Open City Documentary Film Festival 2019

https://opencitylondon.com/festival/programme/

My second year at this event, and a good opportunity to think again about the relationship between film and photography, common issues in both, and seek out ideas and work that help me to think through my own project.

Research as Creative Practice

The focus of the discussion was principally exploration of the extent to which non-fiction film making could be considered to be research, fuelled perhaps by the association of all three panel members with universities, and concerns around what counts for the Research Excellence Framework, and other measures of research productivity. Each panelist presented examples from their work, each of which had some resonance with my own. Brett Story’s The Hottest August is formed around casual conversation around New York during a heatwave, starting with the question ‘what are your hopes for the future’, creating a sense of the anxieties of people at this particular place and point in time. Whether or not this constitutes research, it does provide some insight, and uses visual (and audio) means to capture these encounters and engage and provoke the viewer. For me, it raises the question of the capability of photography to do capture everyday activity in this way. The method used is interesting as well – walking around with a camera and sound rig and asking the question to whoever you encounter, something that could certainly be done with still photography (though, interestingly, it might be more difficult to explain as an activity – the higher visibility of the video and audio rig giving a much clearer initial message about what is going on and what is expected of the participants; presumably permission are sought after the event).

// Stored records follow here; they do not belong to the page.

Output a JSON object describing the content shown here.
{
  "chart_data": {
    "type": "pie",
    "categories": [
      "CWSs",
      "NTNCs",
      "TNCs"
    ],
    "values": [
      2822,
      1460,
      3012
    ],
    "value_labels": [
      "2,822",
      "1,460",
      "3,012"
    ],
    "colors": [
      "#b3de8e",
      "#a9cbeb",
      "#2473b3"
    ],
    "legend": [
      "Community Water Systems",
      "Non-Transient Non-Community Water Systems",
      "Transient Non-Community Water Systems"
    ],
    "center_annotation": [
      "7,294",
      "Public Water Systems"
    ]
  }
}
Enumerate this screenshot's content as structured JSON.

The idea of the production of an archive of the present, through these conversations with strangers, is interesting. A still image cannot do the same thing, but it can sit alongside other artefacts and media in a way that extended video cannot. This relates back to an earlier discussion provoked by Stephen Heath’s presentation at last year’s festival: the relative advantages of the installation over the film (in this case, his film Island). An enduring question, for those working in any media, is ‘who are you in this encounter?’

Bo Wang‘s Many Undulating Things explores spatial inequality in Hong Kong, starting and ending in a shopping centre, and exploring different kinds of public and private spaces (from housing projects to commercial warehouses). Interesting issues here include the difficulties in gaining access to privately owned land (and ways of subverting this) and the nature of the encounters with people (and rejections), leading in some cases to verbal interactions off-camera, but on sound track (interesting to explore with still images, with either text or audio). The primary focus of the film is on the experience of social and physical space, and the bodily experience of inhabited space, questions that are implicit in my work, but should perhaps be more explicit.

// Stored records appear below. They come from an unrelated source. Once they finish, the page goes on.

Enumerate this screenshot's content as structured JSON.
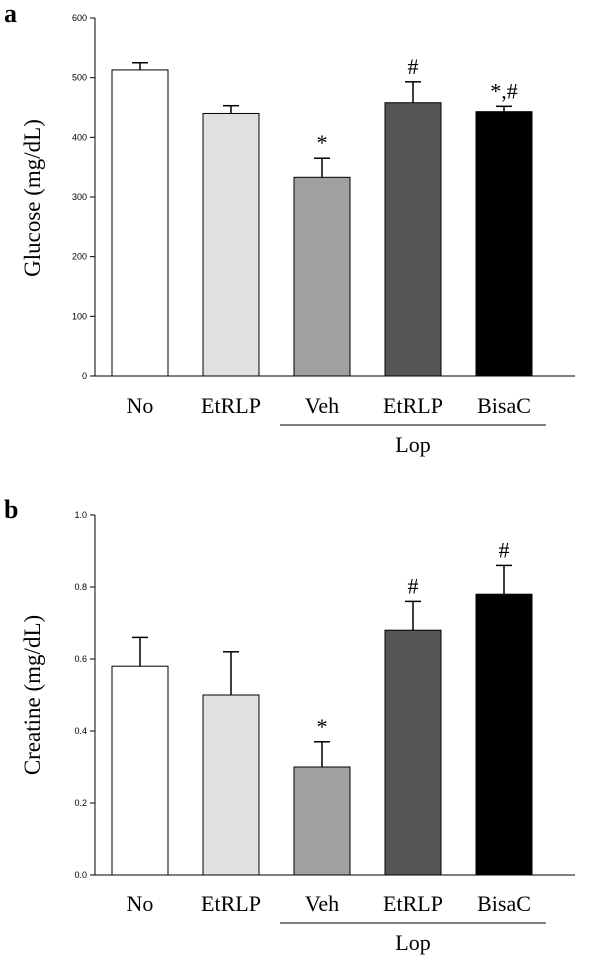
{
  "chart_data": [
    {
      "type": "bar",
      "panel": "a",
      "ylabel": "Glucose (mg/dL)",
      "ylim": [
        0,
        600
      ],
      "yticks": [
        "0",
        "100",
        "200",
        "300",
        "400",
        "500",
        "600"
      ],
      "categories": [
        "No",
        "EtRLP",
        "Veh",
        "EtRLP",
        "BisaC"
      ],
      "values": [
        513,
        440,
        333,
        458,
        443
      ],
      "errors": [
        12,
        13,
        32,
        35,
        9
      ],
      "significance": [
        "",
        "",
        "*",
        "#",
        "*,#"
      ],
      "colors": [
        "#ffffff",
        "#e0e0e0",
        "#a0a0a0",
        "#555555",
        "#000000"
      ],
      "group_label": "Lop",
      "group_span": [
        2,
        4
      ]
    },
    {
      "type": "bar",
      "panel": "b",
      "ylabel": "Creatine (mg/dL)",
      "ylim": [
        0,
        1
      ],
      "yticks": [
        "0.0",
        "0.2",
        "0.4",
        "0.6",
        "0.8",
        "1.0"
      ],
      "categories": [
        "No",
        "EtRLP",
        "Veh",
        "EtRLP",
        "BisaC"
      ],
      "values": [
        0.58,
        0.5,
        0.3,
        0.68,
        0.78
      ],
      "errors": [
        0.08,
        0.12,
        0.07,
        0.08,
        0.08
      ],
      "significance": [
        "",
        "",
        "*",
        "#",
        "#"
      ],
      "colors": [
        "#ffffff",
        "#e0e0e0",
        "#a0a0a0",
        "#555555",
        "#000000"
      ],
      "group_label": "Lop",
      "group_span": [
        2,
        4
      ]
    }
  ]
}
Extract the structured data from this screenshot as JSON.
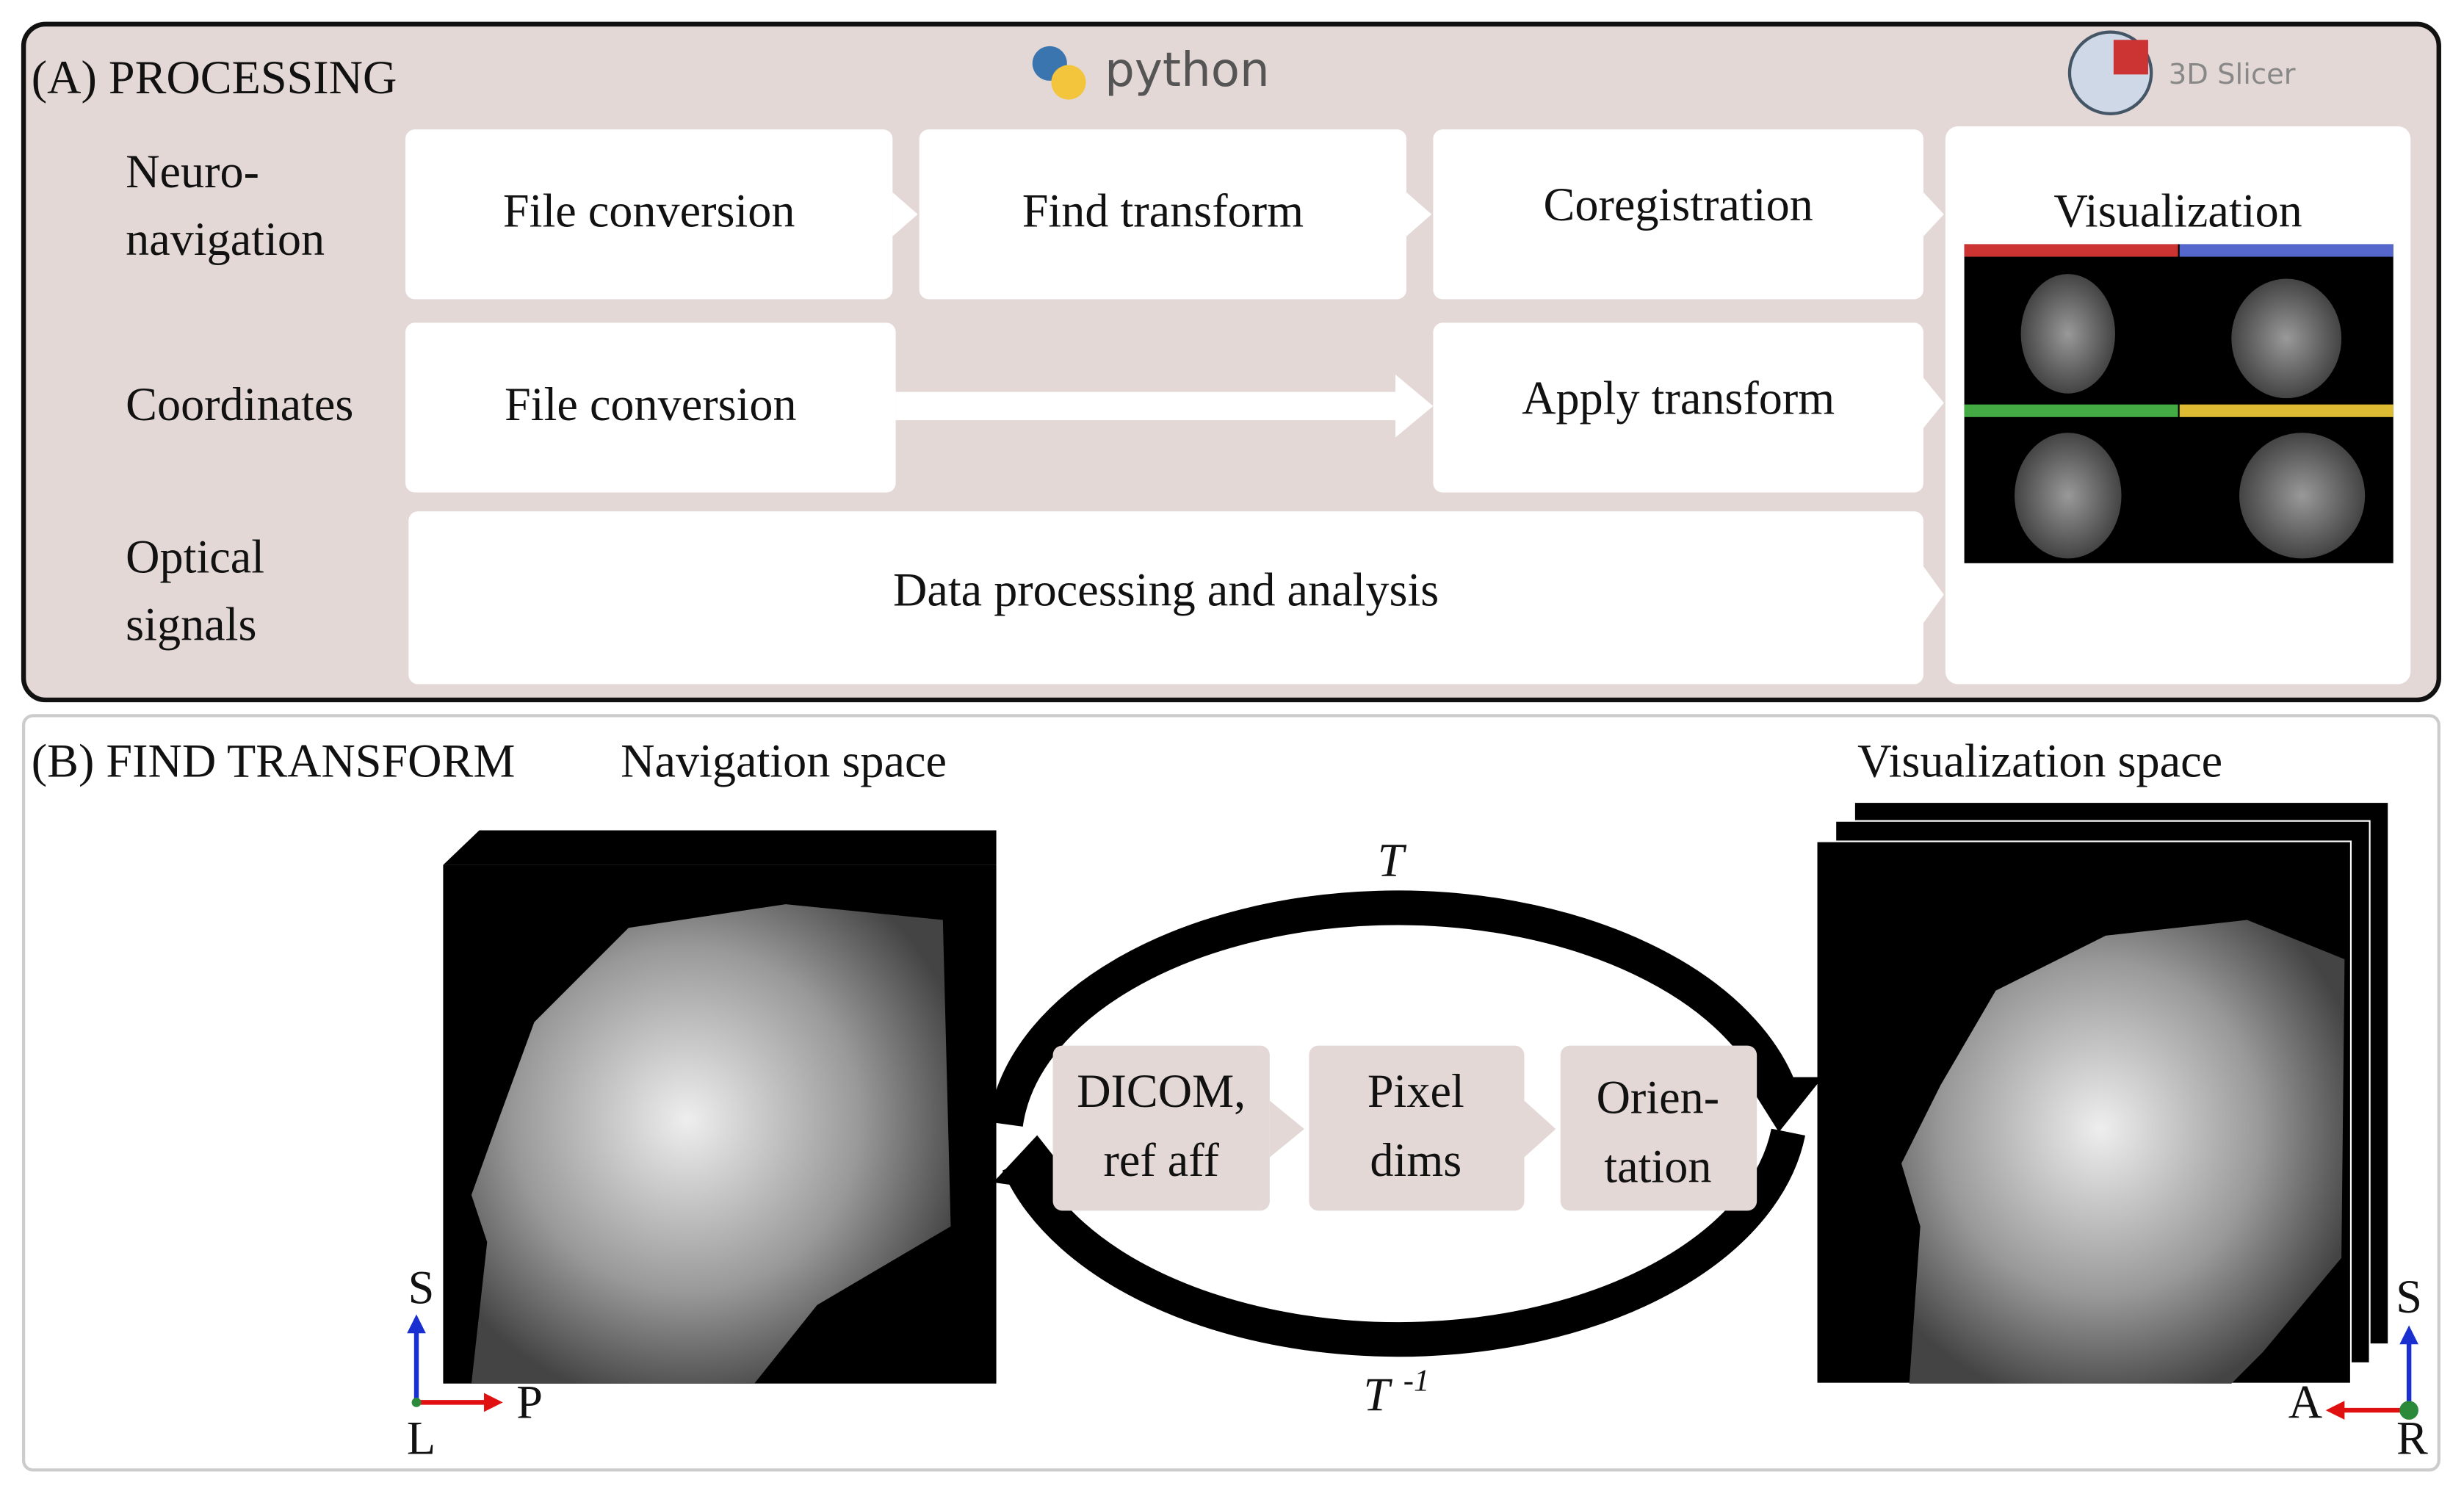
{
  "panel_a": {
    "title": "(A) PROCESSING",
    "logos": [
      "python",
      "3D Slicer"
    ],
    "rows": [
      {
        "label": [
          "Neuro-",
          "navigation"
        ],
        "steps": [
          "File conversion",
          "Find transform",
          "Coregistration"
        ]
      },
      {
        "label": [
          "Coordinates"
        ],
        "steps": [
          "File conversion",
          "Apply transform"
        ]
      },
      {
        "label": [
          "Optical",
          "signals"
        ],
        "steps": [
          "Data processing and analysis"
        ]
      }
    ],
    "visualization": "Visualization"
  },
  "panel_b": {
    "title": "(B) FIND TRANSFORM",
    "left_space": "Navigation space",
    "right_space": "Visualization space",
    "forward": "T",
    "inverse": {
      "base": "T",
      "exponent": "-1"
    },
    "steps": [
      [
        "DICOM,",
        "ref aff"
      ],
      [
        "Pixel",
        "dims"
      ],
      [
        "Orien-",
        "tation"
      ]
    ],
    "left_axes": {
      "up": "S",
      "right": "P",
      "origin": "L"
    },
    "right_axes": {
      "up": "S",
      "left": "A",
      "origin": "R"
    }
  }
}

Interesting discussion, and resonates with my own approach to using photography as a means of investigation and interrogation (as research) rather than seeing research as just a precursor to visual work. How this might then contribute to inter-disciplinary research programmes remains a core question (which will be addressed again in future posts).

Masterclass: Mila Turajlic on Filming a Nation

https://www.othersideofeverything.com/

Raised interesting questions about the use of archives, and what happens when a country ceases to exist and archives are scattered. Also about the creating and maintaining spaces for dialogue (and the manner in which polarisation destroys this, constantly asking the question ‘whose side were you on?’). Who do you trust to tell the story of the past? On working in the archive ‘Every day in the archive is a shooting day for the Director’ (ie, creating content).

Films and shorts

I booked a session to view a selection of films and shorts, including the following (of particular relevance to my project).

Here for Life, Andrea Luka Zimmerman & Adrian Jackson, 2019

https://www.fugitiveimages.org.uk/projects/here-for-life-2019/

Collaborative film with ten Londoners, where individual stories blend one into the other. A number of scenes that provoke thoughts for my own project (i) posing in front of developer CGIs on hoardings; (ii) conversations between local people and site workers; (iii) darkened interiors, street scenes, court converted into a hotel; (iv) flickering between the poetic and the mundane; (v) acting on and in the world; (vi) privatisation of the land; (vii) sequestering of labour; (viii) juxtaposition of folk song and demonstrations; (ix) production of a community play. Most importantly, has provoked me to go back to earlier work by Zimmerman and Fugitive Images around Haggerston.

On the Border: Yoshiki Nishimura, 2018. Japan. 7’

Visually arresting photogrammetric rendering of beach debris with soundtrack.

E-ticket. Simon Liu. 2019. Hong Kong, UK. 13’

Cut up archive of 35mm film, 16k splices, spliced together in rigid increments. Good to think about in relation to the animations I have made from composites.